Jackson, Kentucky Lies - PAGE 2

A space invader from planet Pluto can be seen time and again suspended in the air like a hot-air balloon in Jackson.

An ET from another part of the galaxy has sometimes been perceived in an autopart store in the Jackson vicinity.

The phantom of a youthful female clothed as a house keeper is from time to time seen trying on a jacket in a Jackson apartment.

The phantom of a young cowboy is rumored to have been perceived on a handful of instances struggling out from a storm drain on a Jackson street late at night. Nonetheless, this is a hostile spirit that is rather not disturbed.
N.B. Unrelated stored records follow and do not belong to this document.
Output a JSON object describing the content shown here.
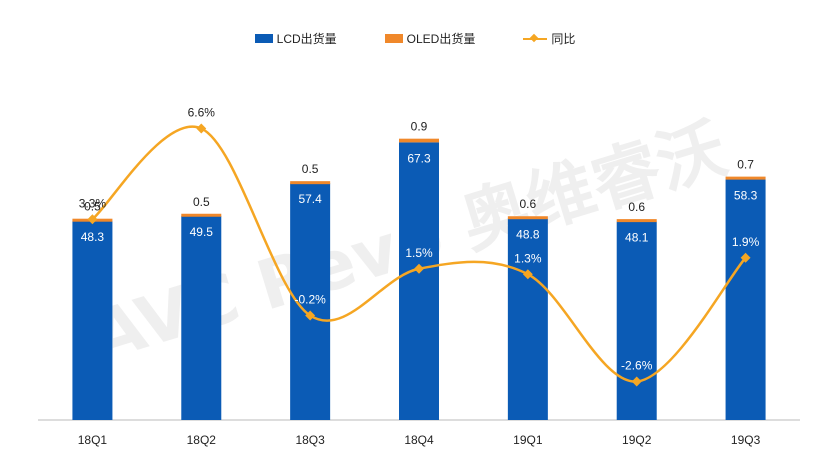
{
  "legend": {
    "lcd": "LCD出货量",
    "oled": "OLED出货量",
    "yoy": "同比"
  },
  "watermark": "AVC Revo 奥维睿沃",
  "colors": {
    "lcd": "#0B5BB5",
    "oled": "#F0882A",
    "yoy": "#F5A623",
    "axis": "#BBBBBB",
    "label": "#222222"
  },
  "chart_data": {
    "type": "bar",
    "stacked": true,
    "categories": [
      "18Q1",
      "18Q2",
      "18Q3",
      "18Q4",
      "19Q1",
      "19Q2",
      "19Q3"
    ],
    "series": [
      {
        "name": "LCD出货量",
        "values": [
          48.3,
          49.5,
          57.4,
          67.3,
          48.8,
          48.1,
          58.3
        ],
        "labels": [
          "48.3",
          "49.5",
          "57.4",
          "67.3",
          "48.8",
          "48.1",
          "58.3"
        ]
      },
      {
        "name": "OLED出货量",
        "values": [
          0.5,
          0.5,
          0.5,
          0.9,
          0.6,
          0.6,
          0.7
        ],
        "labels": [
          "0.5",
          "0.5",
          "0.5",
          "0.9",
          "0.6",
          "0.6",
          "0.7"
        ]
      }
    ],
    "line": {
      "name": "同比",
      "values": [
        3.3,
        6.6,
        -0.2,
        1.5,
        1.3,
        -2.6,
        1.9
      ],
      "labels": [
        "3.3%",
        "6.6%",
        "-0.2%",
        "1.5%",
        "1.3%",
        "-2.6%",
        "1.9%"
      ],
      "axis": "secondary",
      "smooth": true
    },
    "ylim": [
      0,
      80
    ],
    "y2lim": [
      -4,
      8
    ],
    "grid": false,
    "legend_position": "top"
  }
}
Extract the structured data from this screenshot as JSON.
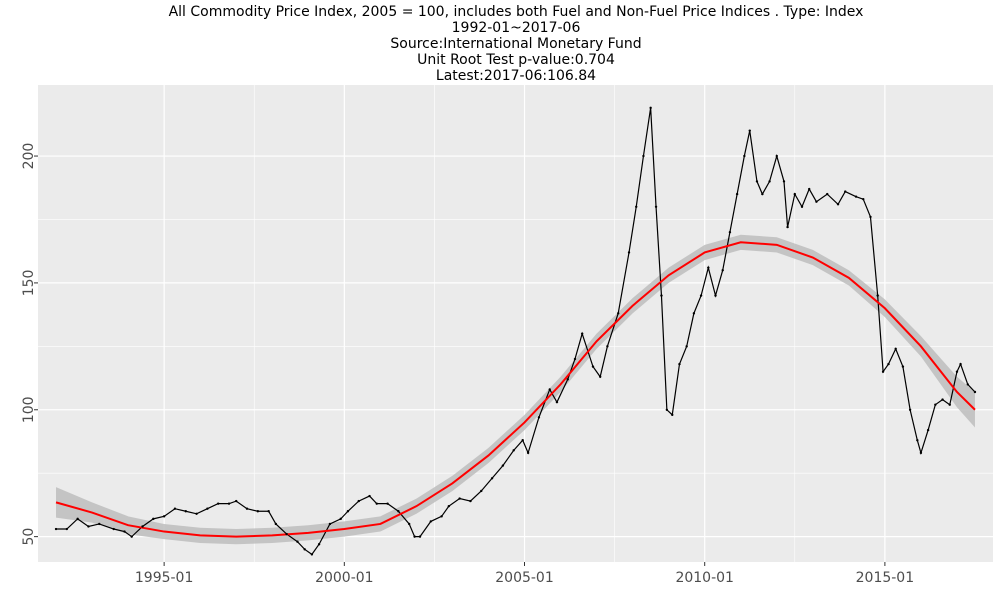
{
  "title": {
    "line1": "All Commodity Price Index, 2005 = 100, includes both Fuel and Non-Fuel Price Indices . Type: Index",
    "line2": "1992-01~2017-06",
    "line3": "Source:International Monetary Fund",
    "line4": "Unit Root Test p-value:0.704",
    "line5": "Latest:2017-06:106.84"
  },
  "chart_data": {
    "type": "line",
    "title": "All Commodity Price Index, 2005 = 100, includes both Fuel and Non-Fuel Price Indices . Type: Index",
    "xlabel": "",
    "ylabel": "",
    "xlim": [
      1991.5,
      2018.0
    ],
    "ylim": [
      40,
      228
    ],
    "grid": true,
    "x_ticks": [
      1995,
      2000,
      2005,
      2010,
      2015
    ],
    "x_tick_labels": [
      "1995-01",
      "2000-01",
      "2005-01",
      "2010-01",
      "2015-01"
    ],
    "y_ticks": [
      50,
      100,
      150,
      200
    ],
    "y_tick_labels": [
      "50",
      "100",
      "150",
      "200"
    ],
    "colors": {
      "series": "#000000",
      "trend": "#ff0000",
      "band": "#bdbdbd",
      "panel": "#ebebeb",
      "grid": "#ffffff"
    },
    "series": [
      {
        "values": [
          [
            1992.0,
            53
          ],
          [
            1992.3,
            53
          ],
          [
            1992.6,
            57
          ],
          [
            1992.9,
            54
          ],
          [
            1993.2,
            55
          ],
          [
            1993.6,
            53
          ],
          [
            1993.9,
            52
          ],
          [
            1994.1,
            50
          ],
          [
            1994.4,
            54
          ],
          [
            1994.7,
            57
          ],
          [
            1995.0,
            58
          ],
          [
            1995.3,
            61
          ],
          [
            1995.6,
            60
          ],
          [
            1995.9,
            59
          ],
          [
            1996.2,
            61
          ],
          [
            1996.5,
            63
          ],
          [
            1996.8,
            63
          ],
          [
            1997.0,
            64
          ],
          [
            1997.3,
            61
          ],
          [
            1997.6,
            60
          ],
          [
            1997.9,
            60
          ],
          [
            1998.1,
            55
          ],
          [
            1998.4,
            51
          ],
          [
            1998.7,
            48
          ],
          [
            1998.9,
            45
          ],
          [
            1999.1,
            43
          ],
          [
            1999.3,
            47
          ],
          [
            1999.6,
            55
          ],
          [
            1999.9,
            57
          ],
          [
            2000.1,
            60
          ],
          [
            2000.4,
            64
          ],
          [
            2000.7,
            66
          ],
          [
            2000.9,
            63
          ],
          [
            2001.2,
            63
          ],
          [
            2001.5,
            60
          ],
          [
            2001.8,
            55
          ],
          [
            2001.95,
            50
          ],
          [
            2002.1,
            50
          ],
          [
            2002.4,
            56
          ],
          [
            2002.7,
            58
          ],
          [
            2002.9,
            62
          ],
          [
            2003.2,
            65
          ],
          [
            2003.5,
            64
          ],
          [
            2003.8,
            68
          ],
          [
            2004.1,
            73
          ],
          [
            2004.4,
            78
          ],
          [
            2004.7,
            84
          ],
          [
            2004.95,
            88
          ],
          [
            2005.1,
            83
          ],
          [
            2005.4,
            97
          ],
          [
            2005.7,
            108
          ],
          [
            2005.9,
            103
          ],
          [
            2006.2,
            112
          ],
          [
            2006.4,
            120
          ],
          [
            2006.6,
            130
          ],
          [
            2006.9,
            117
          ],
          [
            2007.1,
            113
          ],
          [
            2007.3,
            125
          ],
          [
            2007.6,
            138
          ],
          [
            2007.9,
            162
          ],
          [
            2008.1,
            180
          ],
          [
            2008.3,
            200
          ],
          [
            2008.5,
            219
          ],
          [
            2008.65,
            180
          ],
          [
            2008.8,
            145
          ],
          [
            2008.95,
            100
          ],
          [
            2009.1,
            98
          ],
          [
            2009.3,
            118
          ],
          [
            2009.5,
            125
          ],
          [
            2009.7,
            138
          ],
          [
            2009.9,
            145
          ],
          [
            2010.1,
            156
          ],
          [
            2010.3,
            145
          ],
          [
            2010.5,
            155
          ],
          [
            2010.7,
            170
          ],
          [
            2010.9,
            185
          ],
          [
            2011.1,
            200
          ],
          [
            2011.25,
            210
          ],
          [
            2011.45,
            190
          ],
          [
            2011.6,
            185
          ],
          [
            2011.8,
            190
          ],
          [
            2012.0,
            200
          ],
          [
            2012.2,
            190
          ],
          [
            2012.3,
            172
          ],
          [
            2012.5,
            185
          ],
          [
            2012.7,
            180
          ],
          [
            2012.9,
            187
          ],
          [
            2013.1,
            182
          ],
          [
            2013.4,
            185
          ],
          [
            2013.7,
            181
          ],
          [
            2013.9,
            186
          ],
          [
            2014.2,
            184
          ],
          [
            2014.4,
            183
          ],
          [
            2014.6,
            176
          ],
          [
            2014.8,
            145
          ],
          [
            2014.95,
            115
          ],
          [
            2015.1,
            118
          ],
          [
            2015.3,
            124
          ],
          [
            2015.5,
            117
          ],
          [
            2015.7,
            100
          ],
          [
            2015.9,
            88
          ],
          [
            2016.0,
            83
          ],
          [
            2016.2,
            92
          ],
          [
            2016.4,
            102
          ],
          [
            2016.6,
            104
          ],
          [
            2016.8,
            102
          ],
          [
            2017.0,
            115
          ],
          [
            2017.1,
            118
          ],
          [
            2017.3,
            110
          ],
          [
            2017.5,
            107
          ]
        ]
      },
      {
        "values": [
          [
            1992.0,
            63.5
          ],
          [
            1993.0,
            59.5
          ],
          [
            1994.0,
            54.5
          ],
          [
            1995.0,
            52
          ],
          [
            1996.0,
            50.5
          ],
          [
            1997.0,
            50
          ],
          [
            1998.0,
            50.5
          ],
          [
            1999.0,
            51.5
          ],
          [
            2000.0,
            53
          ],
          [
            2001.0,
            55
          ],
          [
            2002.0,
            62
          ],
          [
            2003.0,
            71
          ],
          [
            2004.0,
            82
          ],
          [
            2005.0,
            95
          ],
          [
            2006.0,
            110
          ],
          [
            2007.0,
            127
          ],
          [
            2008.0,
            141
          ],
          [
            2009.0,
            153
          ],
          [
            2010.0,
            162
          ],
          [
            2011.0,
            166
          ],
          [
            2012.0,
            165
          ],
          [
            2013.0,
            160
          ],
          [
            2014.0,
            152
          ],
          [
            2015.0,
            140
          ],
          [
            2016.0,
            125
          ],
          [
            2017.0,
            107
          ],
          [
            2017.5,
            100
          ]
        ],
        "band": [
          6,
          4,
          3.5,
          3,
          3,
          3,
          3,
          3,
          3,
          3,
          3,
          3,
          3,
          3,
          3,
          3,
          3,
          3,
          3,
          3,
          3,
          3,
          3,
          3.5,
          4,
          6,
          7
        ]
      }
    ]
  }
}
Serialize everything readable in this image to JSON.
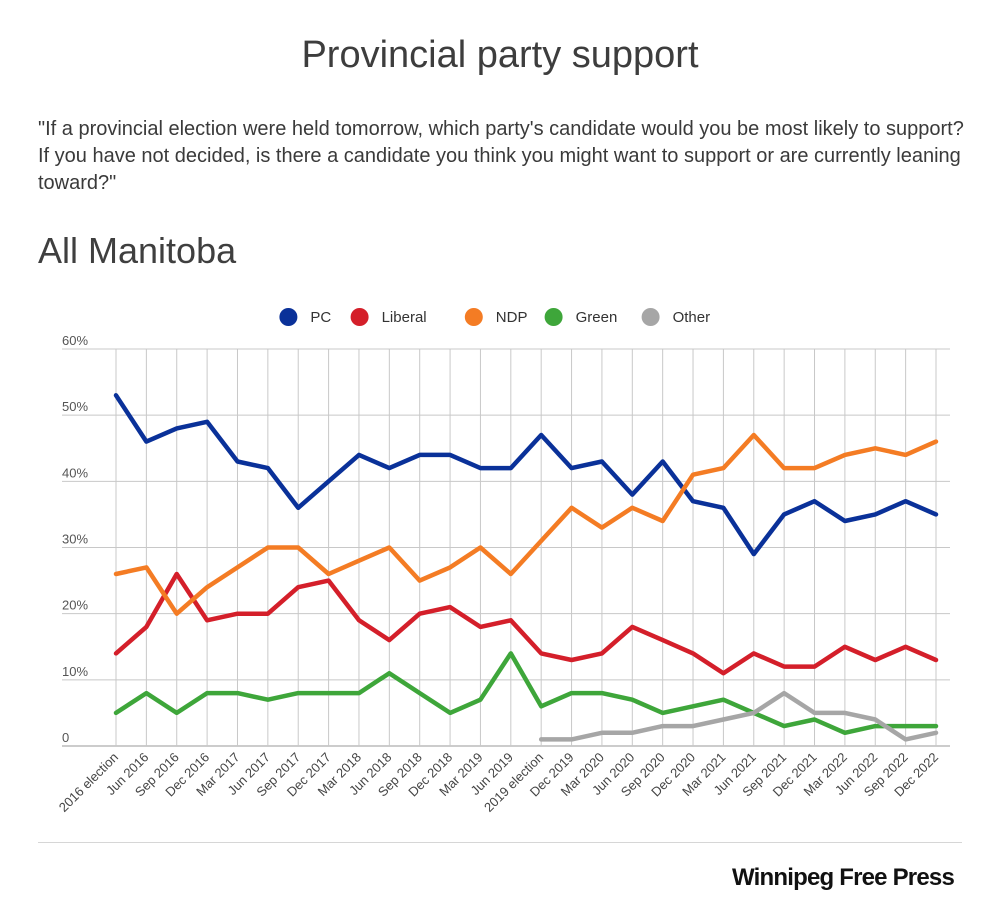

The extraterrestrial commander of an unidentified flying object may once in a while be spotted snooping in mailboxes at the stroke of midnight in Jackson.

 

<<<< FIRST PAGE       

Ghost Sightings From Jackson


Submit a lie about Jackson, Kentucky:
Your Name:
Write or Paste Input here:

Upload picture:      



Other untruthful towns near Jackson, Kentucky:

Vancleve, Kentucky, 5 miles away

Lost Creek, Kentucky, 6 miles away

Whick, Kentucky, 7 miles away

Chavies, Kentucky, 11 miles away

Campton, Kentucky, 12 miles away

Clayhole, Kentucky, 12 miles away

Bays, Kentucky, 13 miles away

Rowdy, Kentucky, 14 miles away

Confluence, Kentucky, 14 miles away

Hazel Green, Kentucky, 15 miles away

Buckhorn, Kentucky, 15 miles away

      


The latest lies from around the world

All towns and cities in Kentucky

Ghost Sightings From Jackson



Gertrude was making breakfast for Arthur and the kids in the morning when Arthur rushes into the kitchen acting hysterically.
MORE EGGS!! MORE EGGS!! You need to use more eggs. MORE BUTTER TOO!! And MORE SALT!! NO NOT THAT MUCH!! NO NOT THERE OVER THERE!! Why don't you listen to me when you're cooking?? I said MORE EGGS!! no that's too many AAAHHH! TURN THEM OVER NOW!! HURRY! I SAID NOW!! More salt there, no not there I said THERE!! AAAAHH!! YOU'RE RUINING BREAKFAST!!
- Calm down Arthur, what's gotten into you?
- Oh nothing dear, I just wanted you to know how I feel when I'm driving.
Hey Delbert, if you can guess exactly how many oranges are in this bag you can have all five of them.
Arthur: -How can you tell if a mummy has a cold?
Delbert: - Don't know
Arthur: -He starts coffin.
Doctor Rueprecht, can you help my son, he thinks he's a chicken
- A chicken? That's odd, said Doctor Rueprecht, how long has he been believing he's a chicken?
- About a year now.
- A whole year? Why did you wait this long to see me? Asked the doctor.
- Well doctor, we're saving a lot of money on eggs.
Computers are like air conditioners: they stop working properly when you open windows.
Hello, this is Arthur in room 234, I would like to order a wake-up call.
- Ok sir, when?
- Right now please. Thanks Bye. . Arthur hangs up.
Arthur: -What will seven days of dieting do to you?
Delbert: - Don't know
Arthur: -They make one weak (week).
Little Arthur Junior was in the neighbors yard picking apples from a tree.
- What the hell you think you're doing kid!, The neighbor lady yelled as she came rushing out of her house.
-Stealing apples, little Arthur replied.
- Why you little #@%$& !!!, I'm going to tell your dad, where is he anyway?
- Up here mam, said a voice from the tree.